A spherical balloon has a circumference of 25 cm.
a.) What is the approximate surface area of the balloon to the nearest square centimeter?
b.) What is the approximate volume of the balloon to the nearest cubic centimeter?
recall that
A = 4πr^2
V = 4/3 πr^3
and since C = 25, r = 25/(2π)
To find the surface area of the balloon, we can use the formula for the surface area of a sphere: A = 4πr², where A is the surface area and r is the radius of the sphere.
a) To find the radius of the balloon, we can use the formula for the circumference of a sphere: C = 2πr, where C is the circumference and r is the radius of the sphere.
In this case, the given circumference of the balloon is 25 cm.
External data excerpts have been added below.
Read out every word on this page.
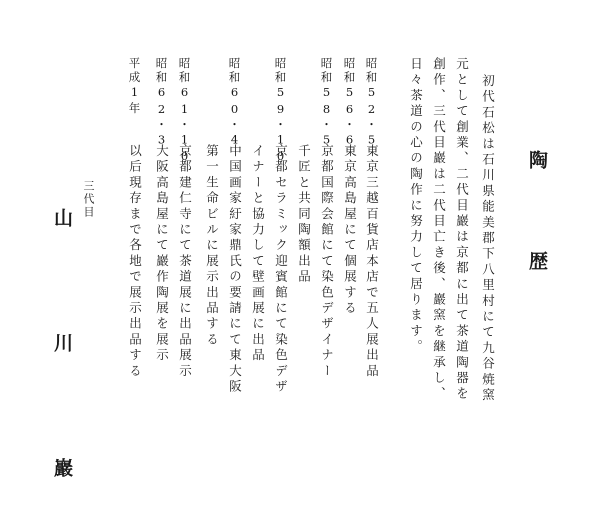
陶 歴
初代石松は石川県能美郡下八里村にて九谷焼窯
元として創業、二代目巖は京都に出て茶道陶器を
創作、三代目巖は二代目亡き後、巖窯を継承し、
日々茶道の心の陶作に努力して居ります。
昭和52・5
東京三越百貨店本店で五人展出品
昭和56・6
東京高島屋にて個展する
昭和58・5
京都国際会館にて染色デザイナー
千匠と共同陶額出品
昭和59・10
京都セラミック迎賓館にて染色デザ
イナーと協力して壁画展に出品
昭和60・4
中国画家紆家鼎氏の要請にて東大阪
第一生命ビルに展示出品する
昭和61・10
京都建仁寺にて茶道展に出品展示
昭和62・3
大阪高島屋にて巖作陶展を展示
平成1年
以后現存まで各地で展示出品する
三代目
山 川 巖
So we can solve for r as follows:
25 cm = 2πr
Divide both sides of the equation by 2π:
r = 25 cm / (2π) ≈ 3.98 cm (rounded to two decimal places)
Now that we have the radius, we can find the surface area of the balloon:
A = 4π(3.98 cm)² ≈ 200.64 cm² (rounded to the nearest square centimeter)
Therefore, the approximate surface area of the balloon is approximately 200.64 square centimeters.
b) To find the volume of the balloon, we can use the formula for the volume of a sphere: V = (4/3)πr³, where V is the volume and r is the radius of the sphere.
Using the radius calculated earlier (approximately 3.98 cm), we can find the volume of the balloon:
V = (4/3)π(3.98 cm)³ ≈ 267.79 cm³ (rounded to the nearest cubic centimeter)
Therefore, the approximate volume of the balloon is approximately 267.79 cubic centimeters.